During her 28 years at Looe, the RYDER was launched on 12 occasions, saving a total of 37 lives in the process. She was built in London at a cost of £835, funded by a legacy from Mr William Ryder of Brixton, London and went on station at Looe in May 1902. She was crewed by a coxswain, second coxswain, bowman and ten oarsmen, and fitted with a lugsail and mizzen. Her first coxswain was Edward Toms, succeeded in 1912 by his brother Thomas Toms.
Last Ryder crew at Looe, 1928
When the Looe lifeboat station was closed, the RYDER was sold to a Mr Taylor of Birmingham who converted her to a twin-engined cabin cruiser and renamed her 'Halmay 3'. By 1958 she was owned by Elliot Baker, a New Zealander who used her as a houseboat in Bristol Docks before selling her to Mr J. Haughton of Bristol for £150 in 1962. She was given a fibre glass coating and moved to moorings on the Fleet side of Chesil Beach before being sold again in 1987. Shortly afterwards, she had sunk and was eventually raised and left derelict inside Chesil Beach.

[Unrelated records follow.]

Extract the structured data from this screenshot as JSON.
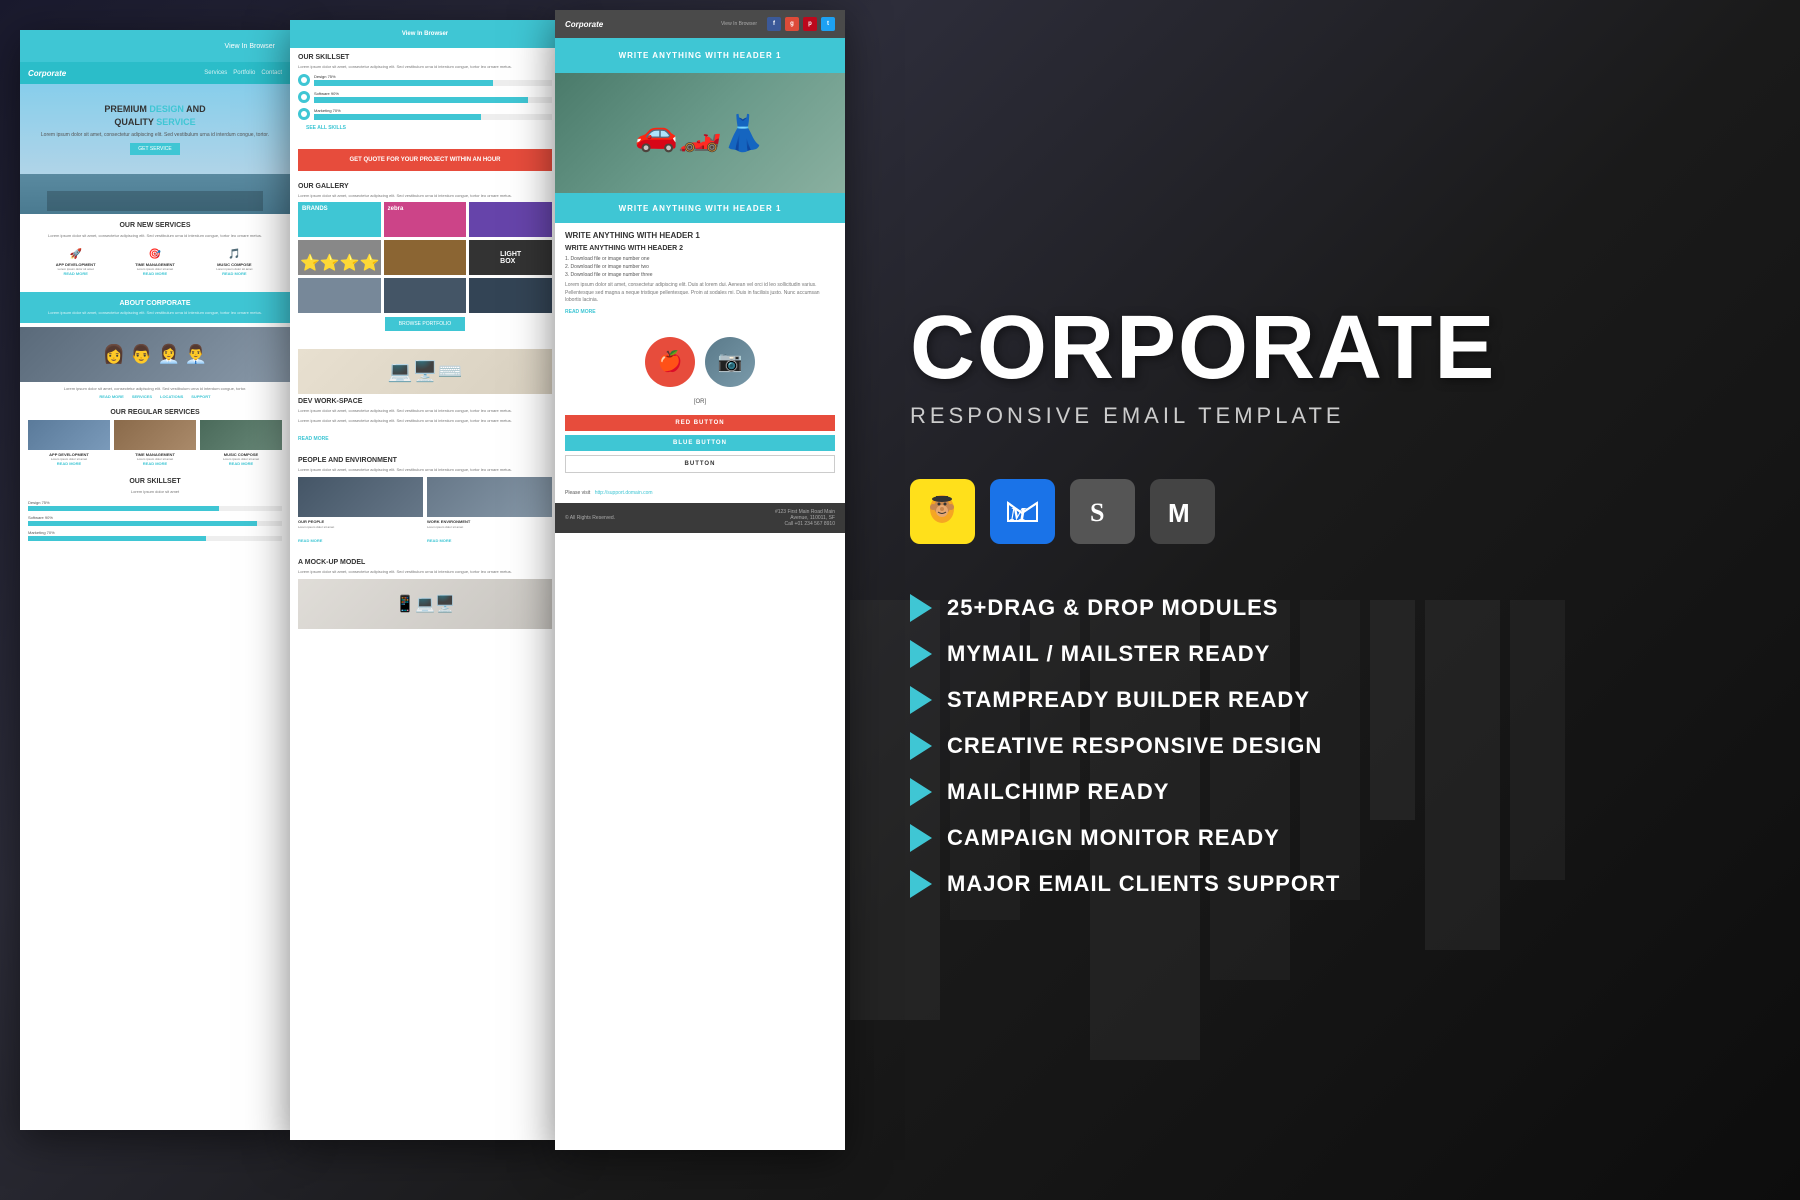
{
  "panels": {
    "panel1": {
      "header": "View In Browser",
      "nav": {
        "logo": "Corporate",
        "links": [
          "Services",
          "Portfolio",
          "Contact"
        ]
      },
      "hero": {
        "title_part1": "PREMIUM ",
        "title_highlight1": "DESIGN",
        "title_part2": " AND",
        "title_line2_part1": "QUALITY ",
        "title_highlight2": "SERVICE",
        "subtitle": "Lorem ipsum dolor sit amet, consectetur adipiscing elit. Sed vestibulum urna id interdum congue, tortor.",
        "button": "GET SERVICE"
      },
      "services_section": {
        "title": "OUR NEW SERVICES",
        "text": "Lorem ipsum dolor sit amet, consectetur adipiscing elit. Sed vestibulum urna id interdum congue, tortor leo ornare metus.",
        "items": [
          {
            "icon": "🚀",
            "name": "APP DEVELOPMENT",
            "readmore": "READ MORE"
          },
          {
            "icon": "🎯",
            "name": "TIME MANAGEMENT",
            "readmore": "READ MORE"
          },
          {
            "icon": "🎵",
            "name": "MUSIC COMPOSE",
            "readmore": "READ MORE"
          }
        ]
      },
      "about": {
        "title": "ABOUT CORPORATE",
        "text": "Lorem ipsum dolor sit amet, consectetur adipiscing elit. Sed vestibulum urna id interdum congue, tortor leo ornare metus."
      },
      "reg_services": {
        "title": "OUR REGULAR SERVICES",
        "items": [
          {
            "name": "APP DEVELOPMENT"
          },
          {
            "name": "TIME MANAGEMENT"
          },
          {
            "name": "MUSIC COMPOSE"
          }
        ]
      },
      "skillset": {
        "title": "OUR SKILLSET",
        "skills": [
          {
            "name": "Design 75%",
            "pct": 75
          },
          {
            "name": "Software 90%",
            "pct": 90
          },
          {
            "name": "Marketing 70%",
            "pct": 70
          }
        ]
      }
    },
    "panel2": {
      "skillset": {
        "title": "OUR SKILLSET",
        "text": "Lorem ipsum dolor sit amet, consectetur adipiscing elit. Sed vestibulum urna id interdum congue, tortor leo ornare metus.",
        "skills": [
          {
            "name": "Design 75%",
            "pct": 75
          },
          {
            "name": "Software 90%",
            "pct": 90
          },
          {
            "name": "Marketing 70%",
            "pct": 70
          }
        ],
        "see_all": "SEE ALL SKILLS"
      },
      "quote": {
        "title": "GET QUOTE FOR YOUR PROJECT WITHIN AN HOUR",
        "text": ""
      },
      "gallery": {
        "title": "OUR GALLERY",
        "text": "Lorem ipsum dolor sit amet, consectetur adipiscing elit. Sed vestibulum urna id interdum congue, tortor leo ornare metus.",
        "button": "BROWSE PORTFOLIO"
      },
      "dev_workspace": {
        "title": "DEV WORK-SPACE",
        "text": "Lorem ipsum dolor sit amet, consectetur adipiscing elit. Sed vestibulum urna id interdum congue, tortor leo ornare metus."
      },
      "people": {
        "title": "PEOPLE AND ENVIRONMENT",
        "text": "Lorem ipsum dolor sit amet, consectetur adipiscing elit. Sed vestibulum urna id interdum congue, tortor leo ornare metus.",
        "our_people": "OUR PEOPLE",
        "work_env": "WORK ENVIRONMENT"
      },
      "mockup": {
        "title": "A MOCK-UP MODEL",
        "text": "Lorem ipsum dolor sit amet, consectetur adipiscing elit. Sed vestibulum urna id interdum congue, tortor leo ornare metus."
      }
    },
    "panel3": {
      "header": {
        "logo": "Corporate",
        "view_browser": "View In Browser",
        "socials": [
          "f",
          "g+",
          "p",
          "t"
        ]
      },
      "hero_banner": "WRITE ANYTHING WITH HEADER 1",
      "header2_banner": "WRITE ANYTHING WITH HEADER 1",
      "h1": "WRITE ANYTHING WITH HEADER 1",
      "h2": "WRITE ANYTHING WITH HEADER 2",
      "list": [
        "1. Download file or image number one",
        "2. Download file or image number two",
        "3. Download file or image number three"
      ],
      "para": "Lorem ipsum dolor sit amet, consectetur adipiscing elit. Duis at lorem dui. Aenean vel orci id leo sollicitudin varius. Pellentesque sed magna a neque tristique pellentesque. Proin at sodales mi. Duis in facilisis justo. Nunc accumsan lobortis lacinia.",
      "read_more": "READ MORE",
      "or_label": "[OR]",
      "buttons": {
        "red": "RED BUTTON",
        "blue": "BLUE BUTTON",
        "outline": "BUTTON"
      },
      "link_text": "Please visit",
      "link_url": "http://support.domain.com",
      "footer": {
        "copy": "© All Rights Reserved.",
        "address": "#123 First Main Road Main\nAvenue, 110011, SF\nCall +01 234 567 8910"
      }
    }
  },
  "right": {
    "title": "CORPORATE",
    "subtitle": "RESPONSIVE EMAIL TEMPLATE",
    "email_clients": [
      {
        "name": "MailChimp",
        "color": "#ffe01b"
      },
      {
        "name": "Gmail",
        "color": "#1a73e8"
      },
      {
        "name": "StampReady",
        "color": "#555"
      },
      {
        "name": "Mailster",
        "color": "#444"
      }
    ],
    "features": [
      "25+DRAG & DROP MODULES",
      "MYMAIL / MAILSTER READY",
      "STAMPREADY BUILDER READY",
      "CREATIVE RESPONSIVE DESIGN",
      "MAILCHIMP READY",
      "CAMPAIGN MONITOR READY",
      "MAJOR EMAIL CLIENTS SUPPORT"
    ]
  }
}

In September 1987 she was about to be burned by a party of Royal Engineers helping with a beach clean up when she was spotted by the Secretary of the Weymouth RNLI, Barney Morris, who had her identified her as the old Looe boat RYDER. The local Royal Engineers commandant, Lt. Col. Ron Overd, who happened to be a Looe man, organised her recovery to premises at Brewers Quay, Weymouth where she was restored and eventually put on display.

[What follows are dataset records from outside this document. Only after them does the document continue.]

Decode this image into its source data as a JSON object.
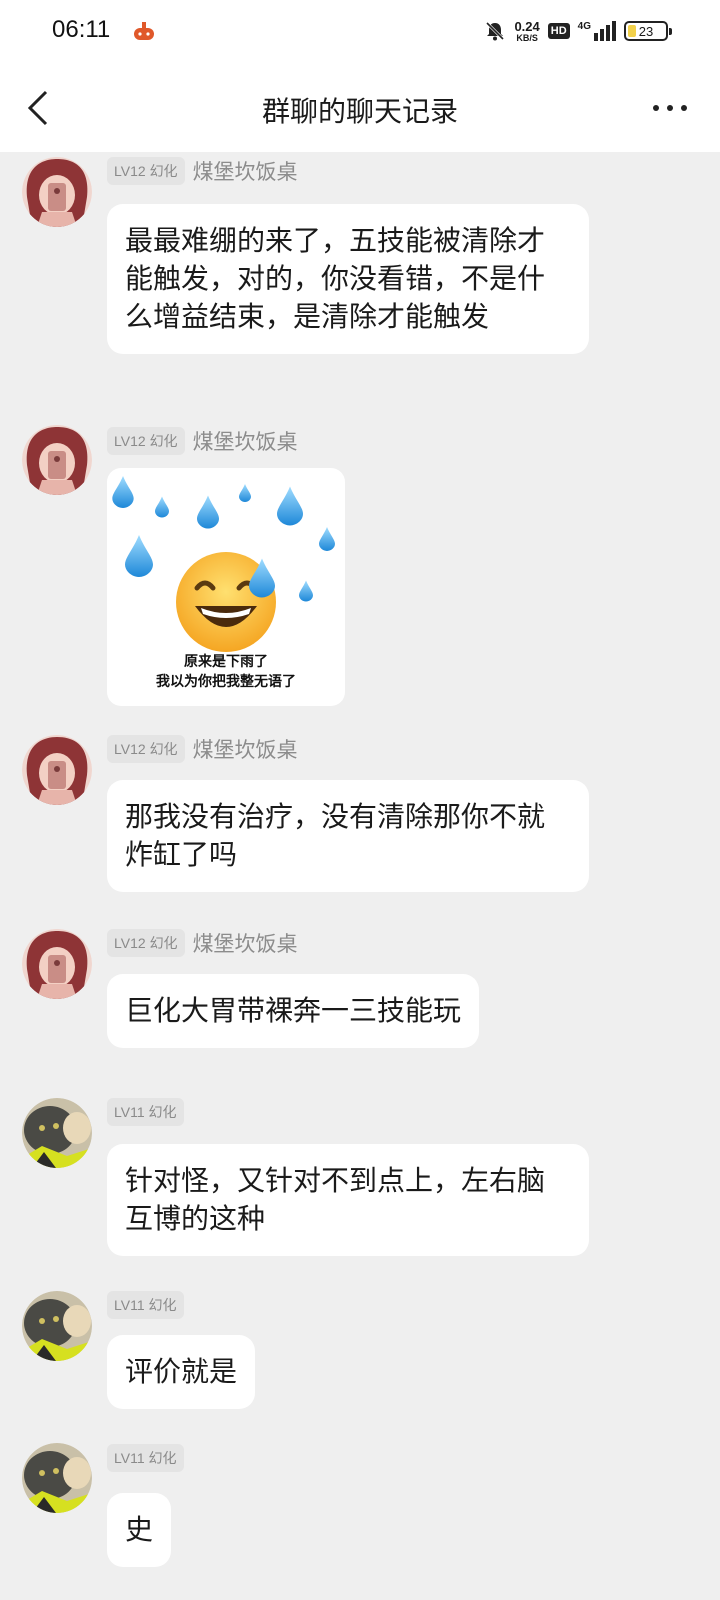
{
  "status_bar": {
    "time": "06:11",
    "net_speed_value": "0.24",
    "net_speed_unit": "KB/S",
    "hd": "HD",
    "network": "4G",
    "battery": "23",
    "battery_level": 0.23
  },
  "header": {
    "title": "群聊的聊天记录"
  },
  "messages": [
    {
      "level": "LV12",
      "title": "幻化",
      "nickname": "煤堡坎饭桌",
      "text": "最最难绷的来了，五技能被清除才能触发，对的，你没看错，不是什么增益结束，是清除才能触发"
    },
    {
      "level": "LV12",
      "title": "幻化",
      "nickname": "煤堡坎饭桌",
      "sticker_caption_line1": "原来是下雨了",
      "sticker_caption_line2": "我以为你把我整无语了"
    },
    {
      "level": "LV12",
      "title": "幻化",
      "nickname": "煤堡坎饭桌",
      "text": "那我没有治疗，没有清除那你不就炸缸了吗"
    },
    {
      "level": "LV12",
      "title": "幻化",
      "nickname": "煤堡坎饭桌",
      "text": "巨化大胃带裸奔一三技能玩"
    },
    {
      "level": "LV11",
      "title": "幻化",
      "nickname": "",
      "text": "针对怪，又针对不到点上，左右脑互博的这种"
    },
    {
      "level": "LV11",
      "title": "幻化",
      "nickname": "",
      "text": "评价就是"
    },
    {
      "level": "LV11",
      "title": "幻化",
      "nickname": "",
      "text": "史"
    }
  ]
}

In 1995 the Polperro Harbour Trustees, aware of her existence, considered how the RYDER might be recovered for, if a new owner could not be found, she was again due to be burned. Agreement was reached for the boat to be gifted to the Polperro Heritage Museum and on 5th April 1995 she was transported to the yard of C.Toms & Son at Polruan for restoration.
'Project Ryder' was formed with the intention of fund raising and restoring the RYDER to her original seaworthy condition. Grants and donations from public bodies, local businesses and individuals enabled restoration work to be completed in 1998. On 1st August that year the boat was re-dedicated by Dick Jolliff, a retired fisherman and lay preacher in Polperro and the inaugural celebrations were led by round-the-world yachtsman Tony Bullimore.

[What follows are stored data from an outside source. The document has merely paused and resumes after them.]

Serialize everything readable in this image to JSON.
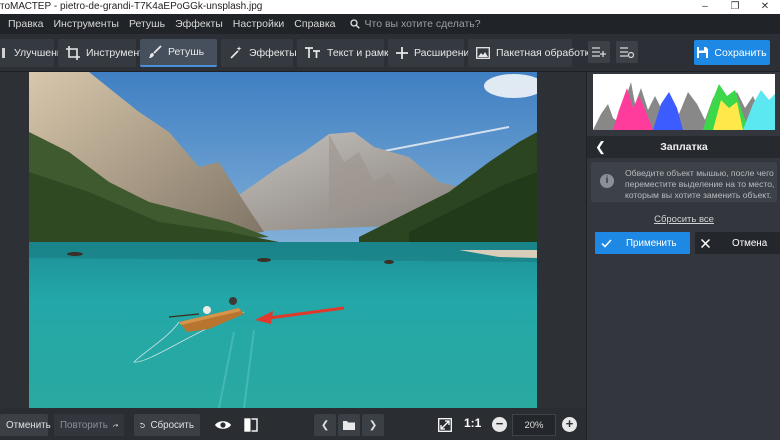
{
  "titlebar": {
    "title": "тоМАСТЕР - pietro-de-grandi-T7K4aEPoGGk-unsplash.jpg"
  },
  "menu": {
    "items": [
      "Правка",
      "Инструменты",
      "Ретушь",
      "Эффекты",
      "Настройки",
      "Справка"
    ],
    "search_placeholder": "Что вы хотите сделать?"
  },
  "toolbar": {
    "tabs": [
      "Улучшения",
      "Инструменты",
      "Ретушь",
      "Эффекты",
      "Текст и рамки",
      "Расширения"
    ],
    "active_tab": "Ретушь",
    "batch_label": "Пакетная обработка",
    "save_label": "Сохранить"
  },
  "panel": {
    "title": "Заплатка",
    "hint": "Обведите объект мышью, после чего переместите выделение на то место, которым вы хотите заменить объект.",
    "reset_label": "Сбросить все",
    "apply_label": "Применить",
    "cancel_label": "Отмена"
  },
  "bottombar": {
    "undo_label": "Отменить",
    "redo_label": "Повторить",
    "reset_label": "Сбросить",
    "ratio_label": "1:1",
    "zoom_value": "20%"
  },
  "colors": {
    "accent": "#1e88e5",
    "arrow": "#e0392b"
  }
}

Ryder lifeboat restored, Polperro 1999
The RYDER is the only surviving Standard Self-Righting Lifeboat - the mainstay of the RNLI for over 80 years around the shores of Britain - to be displayed afloat, and one of only three to have been restored to its original condition. Now 100 years old, the RYDER can be seen at her mooring in Polperro harbour outside the Heritage Museum in the Warren. For details of the Ryder's centenary year events in 2002 click here.
Ryder lifeboat moored in Polperro harbour, September 2000
Following the tragic loss of Daniel Kebble of Polperro while out fishing on January 8 2000, his father Terry, with Trustees Fr. William Braviner and Chris Curtis, Harbour Master, have set up the Harbour Lights Trust Fund. This will take the form of very low interest loans, with easy repayment terms to help local fishermen to purchase safety equipment.
Daniel was also a very keen member of Project Ryder, and with his boat the Harbour Lights, used to tow the old lifeboat to various local maritime events. The Trust Fund presented a full set of crew lifejackets and a personal EPRIB (Emergency radio beacon) to the Ryder crew in memory of Daniel. It is hoped that this will further the current campaign to raise the awareness of the need for safety at sea and in particular, the wearing of lifejackets.